# Introduction/ measuring router bit flute length for CNC



## Fred Hargrove (Feb 28, 2016)

how do you measure flute length on router bit
set it up in your tool software cnc router table
thank fred


----------



## Cherryville Chuck (Sep 28, 2010)

Hi Fred and welcome. I'm going to move this over to the CNC sub forum and change the title so that you are more likely to get an answer.


----------



## Semipro (Mar 22, 2013)

Hello and welcome to the router forum.Fred


----------



## Stick486 (Jan 4, 2013)

welcome Fred...


----------



## fixtureman (Jul 5, 2012)

Fred Hargrove said:


> how do you measure flute length on router bit
> set it up in your tool software cnc router table
> thank fred


I've never had to input the cutter length in my tool data base just the diameter.


----------



## aahwhatever2 (Oct 16, 2015)

Welcome to the forum...

I am sure one of the CNC folks will get a good answer for ya!


----------



## SteveMI (May 29, 2011)

I know in my metal CAD/CAM they want flute length for endmills. The wood focused packages don't. My thought is that the metal machinist CAD/CAM are concerned about chip removal ability (metal doesn't compress as easy). 

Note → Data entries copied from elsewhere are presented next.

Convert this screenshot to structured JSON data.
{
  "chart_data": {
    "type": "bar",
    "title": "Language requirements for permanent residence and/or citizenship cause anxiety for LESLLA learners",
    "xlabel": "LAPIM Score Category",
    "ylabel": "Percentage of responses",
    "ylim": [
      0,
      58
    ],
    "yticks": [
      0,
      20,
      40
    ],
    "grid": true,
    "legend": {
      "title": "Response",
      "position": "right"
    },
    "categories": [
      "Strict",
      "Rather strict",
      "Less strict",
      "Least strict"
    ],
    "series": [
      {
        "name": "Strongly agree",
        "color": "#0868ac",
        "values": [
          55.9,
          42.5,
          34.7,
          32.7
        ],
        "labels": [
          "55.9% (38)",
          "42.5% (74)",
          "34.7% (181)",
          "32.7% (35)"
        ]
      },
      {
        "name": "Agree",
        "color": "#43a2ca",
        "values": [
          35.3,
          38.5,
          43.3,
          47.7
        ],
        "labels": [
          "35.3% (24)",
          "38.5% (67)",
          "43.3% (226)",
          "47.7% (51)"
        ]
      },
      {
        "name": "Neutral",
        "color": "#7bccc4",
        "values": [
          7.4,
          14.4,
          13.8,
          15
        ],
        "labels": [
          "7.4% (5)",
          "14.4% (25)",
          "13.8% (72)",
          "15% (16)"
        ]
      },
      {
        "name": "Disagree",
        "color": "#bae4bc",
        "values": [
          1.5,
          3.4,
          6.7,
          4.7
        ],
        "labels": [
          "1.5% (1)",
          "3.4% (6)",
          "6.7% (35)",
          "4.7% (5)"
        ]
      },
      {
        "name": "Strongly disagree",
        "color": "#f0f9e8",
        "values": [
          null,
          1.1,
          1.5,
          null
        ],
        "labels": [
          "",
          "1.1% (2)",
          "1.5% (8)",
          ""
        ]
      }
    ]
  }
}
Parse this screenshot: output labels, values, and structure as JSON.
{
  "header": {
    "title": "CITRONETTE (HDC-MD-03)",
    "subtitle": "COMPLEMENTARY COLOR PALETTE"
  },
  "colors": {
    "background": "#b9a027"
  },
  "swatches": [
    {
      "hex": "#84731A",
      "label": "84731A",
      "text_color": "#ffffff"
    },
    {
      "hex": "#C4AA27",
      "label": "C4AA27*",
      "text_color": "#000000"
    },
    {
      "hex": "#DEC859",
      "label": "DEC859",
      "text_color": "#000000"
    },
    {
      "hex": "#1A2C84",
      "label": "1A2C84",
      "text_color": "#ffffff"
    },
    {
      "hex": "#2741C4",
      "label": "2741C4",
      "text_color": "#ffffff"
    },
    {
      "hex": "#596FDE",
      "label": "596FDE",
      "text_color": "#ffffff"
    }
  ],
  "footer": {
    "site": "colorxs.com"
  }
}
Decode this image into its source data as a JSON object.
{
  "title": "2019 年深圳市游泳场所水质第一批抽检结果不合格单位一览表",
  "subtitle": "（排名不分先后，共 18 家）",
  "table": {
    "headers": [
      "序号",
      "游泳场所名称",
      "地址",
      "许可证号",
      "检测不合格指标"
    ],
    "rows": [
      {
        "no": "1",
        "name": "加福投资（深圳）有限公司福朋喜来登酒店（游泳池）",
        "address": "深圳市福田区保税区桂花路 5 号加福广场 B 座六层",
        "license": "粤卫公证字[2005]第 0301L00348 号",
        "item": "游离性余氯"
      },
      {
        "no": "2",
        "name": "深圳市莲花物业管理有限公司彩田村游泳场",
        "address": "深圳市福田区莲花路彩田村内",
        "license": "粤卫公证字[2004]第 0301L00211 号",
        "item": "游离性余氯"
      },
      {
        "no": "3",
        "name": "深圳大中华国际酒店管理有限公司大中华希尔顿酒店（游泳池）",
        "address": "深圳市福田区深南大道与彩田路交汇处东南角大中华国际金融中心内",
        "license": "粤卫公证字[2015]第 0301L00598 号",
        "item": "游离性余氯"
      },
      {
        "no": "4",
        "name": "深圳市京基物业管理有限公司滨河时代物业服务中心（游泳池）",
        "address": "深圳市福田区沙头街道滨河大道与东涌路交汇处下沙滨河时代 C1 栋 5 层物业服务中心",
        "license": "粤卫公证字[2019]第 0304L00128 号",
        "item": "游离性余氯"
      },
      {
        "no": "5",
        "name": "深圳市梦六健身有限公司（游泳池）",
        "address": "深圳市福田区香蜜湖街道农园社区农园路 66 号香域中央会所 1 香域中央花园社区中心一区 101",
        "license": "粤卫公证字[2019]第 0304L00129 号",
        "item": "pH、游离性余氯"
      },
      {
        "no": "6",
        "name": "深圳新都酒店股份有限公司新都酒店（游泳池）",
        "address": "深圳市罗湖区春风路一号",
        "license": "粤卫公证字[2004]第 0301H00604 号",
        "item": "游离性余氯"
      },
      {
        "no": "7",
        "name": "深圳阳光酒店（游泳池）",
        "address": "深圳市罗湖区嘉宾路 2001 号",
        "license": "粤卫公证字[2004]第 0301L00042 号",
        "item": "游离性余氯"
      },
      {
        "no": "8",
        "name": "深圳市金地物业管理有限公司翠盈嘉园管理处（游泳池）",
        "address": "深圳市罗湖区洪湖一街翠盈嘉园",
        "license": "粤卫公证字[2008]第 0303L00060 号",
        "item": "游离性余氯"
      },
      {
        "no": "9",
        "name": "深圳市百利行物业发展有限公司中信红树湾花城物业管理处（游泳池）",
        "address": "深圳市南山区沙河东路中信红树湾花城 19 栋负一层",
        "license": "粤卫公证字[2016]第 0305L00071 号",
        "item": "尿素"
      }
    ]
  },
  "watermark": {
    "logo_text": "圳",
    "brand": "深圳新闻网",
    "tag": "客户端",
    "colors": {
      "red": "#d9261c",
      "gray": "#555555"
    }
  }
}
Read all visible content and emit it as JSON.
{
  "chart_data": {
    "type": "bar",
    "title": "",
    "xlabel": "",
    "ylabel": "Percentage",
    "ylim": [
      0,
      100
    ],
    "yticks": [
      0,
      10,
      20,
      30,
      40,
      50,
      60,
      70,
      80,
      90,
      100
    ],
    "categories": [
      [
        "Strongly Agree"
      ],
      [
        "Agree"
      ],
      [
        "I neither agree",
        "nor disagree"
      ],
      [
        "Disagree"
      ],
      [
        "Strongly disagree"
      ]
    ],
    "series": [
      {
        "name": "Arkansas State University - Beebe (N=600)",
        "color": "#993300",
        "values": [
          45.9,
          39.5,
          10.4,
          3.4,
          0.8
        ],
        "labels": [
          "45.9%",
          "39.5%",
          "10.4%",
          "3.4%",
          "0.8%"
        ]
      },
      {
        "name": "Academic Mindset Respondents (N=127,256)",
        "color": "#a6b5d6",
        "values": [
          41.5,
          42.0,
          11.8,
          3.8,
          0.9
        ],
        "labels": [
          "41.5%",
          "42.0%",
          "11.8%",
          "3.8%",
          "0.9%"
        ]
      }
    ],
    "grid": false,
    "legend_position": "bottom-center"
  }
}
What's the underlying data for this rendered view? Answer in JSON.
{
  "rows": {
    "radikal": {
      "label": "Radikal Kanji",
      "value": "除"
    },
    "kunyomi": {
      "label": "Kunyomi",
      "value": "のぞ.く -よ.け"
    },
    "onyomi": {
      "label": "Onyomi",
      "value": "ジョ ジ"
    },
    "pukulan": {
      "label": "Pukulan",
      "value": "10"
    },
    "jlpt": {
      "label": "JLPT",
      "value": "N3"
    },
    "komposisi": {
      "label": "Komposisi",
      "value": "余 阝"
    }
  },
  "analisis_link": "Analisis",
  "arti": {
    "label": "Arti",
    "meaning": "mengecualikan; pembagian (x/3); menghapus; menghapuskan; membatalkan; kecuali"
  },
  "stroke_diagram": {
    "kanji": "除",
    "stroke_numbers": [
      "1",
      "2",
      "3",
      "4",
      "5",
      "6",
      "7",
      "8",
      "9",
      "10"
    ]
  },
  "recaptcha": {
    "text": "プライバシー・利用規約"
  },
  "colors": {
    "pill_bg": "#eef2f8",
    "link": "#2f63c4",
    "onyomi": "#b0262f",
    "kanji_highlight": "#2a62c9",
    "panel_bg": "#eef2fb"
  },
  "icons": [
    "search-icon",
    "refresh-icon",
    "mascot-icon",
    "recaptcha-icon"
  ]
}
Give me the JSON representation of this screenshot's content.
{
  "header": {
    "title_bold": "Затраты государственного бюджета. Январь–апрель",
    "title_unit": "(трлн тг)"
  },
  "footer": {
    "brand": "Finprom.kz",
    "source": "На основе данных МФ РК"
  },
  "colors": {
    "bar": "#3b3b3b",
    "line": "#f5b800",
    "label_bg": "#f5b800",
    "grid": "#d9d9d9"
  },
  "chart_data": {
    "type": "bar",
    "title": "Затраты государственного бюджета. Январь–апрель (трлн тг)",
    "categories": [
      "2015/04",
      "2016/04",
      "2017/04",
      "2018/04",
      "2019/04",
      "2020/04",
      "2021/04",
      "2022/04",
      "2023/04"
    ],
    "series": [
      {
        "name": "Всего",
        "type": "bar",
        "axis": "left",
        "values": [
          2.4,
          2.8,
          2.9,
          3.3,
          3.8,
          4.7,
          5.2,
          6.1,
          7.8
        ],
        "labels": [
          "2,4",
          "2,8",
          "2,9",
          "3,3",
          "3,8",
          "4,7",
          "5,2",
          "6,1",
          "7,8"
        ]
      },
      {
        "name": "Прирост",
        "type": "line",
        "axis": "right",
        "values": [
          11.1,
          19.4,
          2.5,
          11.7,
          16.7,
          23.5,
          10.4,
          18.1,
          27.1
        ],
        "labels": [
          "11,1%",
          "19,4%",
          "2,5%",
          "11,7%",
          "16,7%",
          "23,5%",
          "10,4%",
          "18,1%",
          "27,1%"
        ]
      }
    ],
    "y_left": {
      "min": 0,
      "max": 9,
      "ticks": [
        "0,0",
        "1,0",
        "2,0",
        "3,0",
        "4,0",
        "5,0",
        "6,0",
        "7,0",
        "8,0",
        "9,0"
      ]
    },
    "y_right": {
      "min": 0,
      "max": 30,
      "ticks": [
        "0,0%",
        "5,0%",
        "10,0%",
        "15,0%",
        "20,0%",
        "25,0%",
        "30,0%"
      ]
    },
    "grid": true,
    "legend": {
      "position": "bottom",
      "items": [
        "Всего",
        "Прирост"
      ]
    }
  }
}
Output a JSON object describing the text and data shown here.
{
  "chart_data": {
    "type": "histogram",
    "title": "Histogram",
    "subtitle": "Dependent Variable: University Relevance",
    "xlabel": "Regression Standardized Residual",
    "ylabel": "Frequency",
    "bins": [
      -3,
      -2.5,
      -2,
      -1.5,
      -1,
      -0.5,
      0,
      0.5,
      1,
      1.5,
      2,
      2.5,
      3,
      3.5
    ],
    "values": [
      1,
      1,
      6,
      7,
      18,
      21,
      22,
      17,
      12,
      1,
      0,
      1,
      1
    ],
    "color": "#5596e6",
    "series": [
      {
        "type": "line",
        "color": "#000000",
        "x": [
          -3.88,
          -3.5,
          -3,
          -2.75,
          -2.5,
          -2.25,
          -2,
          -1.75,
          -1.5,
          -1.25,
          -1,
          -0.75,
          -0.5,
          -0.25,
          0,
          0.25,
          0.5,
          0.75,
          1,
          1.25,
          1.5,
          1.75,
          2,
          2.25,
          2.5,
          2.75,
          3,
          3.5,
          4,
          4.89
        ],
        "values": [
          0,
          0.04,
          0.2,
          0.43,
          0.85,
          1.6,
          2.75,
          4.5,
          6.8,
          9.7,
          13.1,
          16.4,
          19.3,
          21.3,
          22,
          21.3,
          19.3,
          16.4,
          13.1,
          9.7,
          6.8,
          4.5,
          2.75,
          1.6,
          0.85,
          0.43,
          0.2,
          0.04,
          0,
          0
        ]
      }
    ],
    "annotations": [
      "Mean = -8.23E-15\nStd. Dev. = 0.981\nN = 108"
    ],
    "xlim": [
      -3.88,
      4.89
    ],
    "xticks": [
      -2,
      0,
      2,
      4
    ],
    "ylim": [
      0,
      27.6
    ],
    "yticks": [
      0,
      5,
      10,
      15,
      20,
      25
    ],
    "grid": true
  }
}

Many router bit companies list the flute length as cutting length, such as Whiteside.
http://www.whitesiderouterbits.com/catimages07/catp2_a.gif

Steve


----------



## MEBCWD (Jan 14, 2012)

Fred there are many CNC software packages and it would help if you could tell us what software are you using that you want to input the flute length?


----------



## bgriggs (Nov 26, 2008)

Simple answer. measure the part of the bit that has a sharp edge. Usually it is 1"-2" long but really no two bits are the same. You can use a ruler or calipers to measure the length of the flutes. It is also a good idea to measure the actual cutting diameter of the bits. Most 1/4" bits are not actually 1/4" diameter. This can effect your cuts.

Bill


----------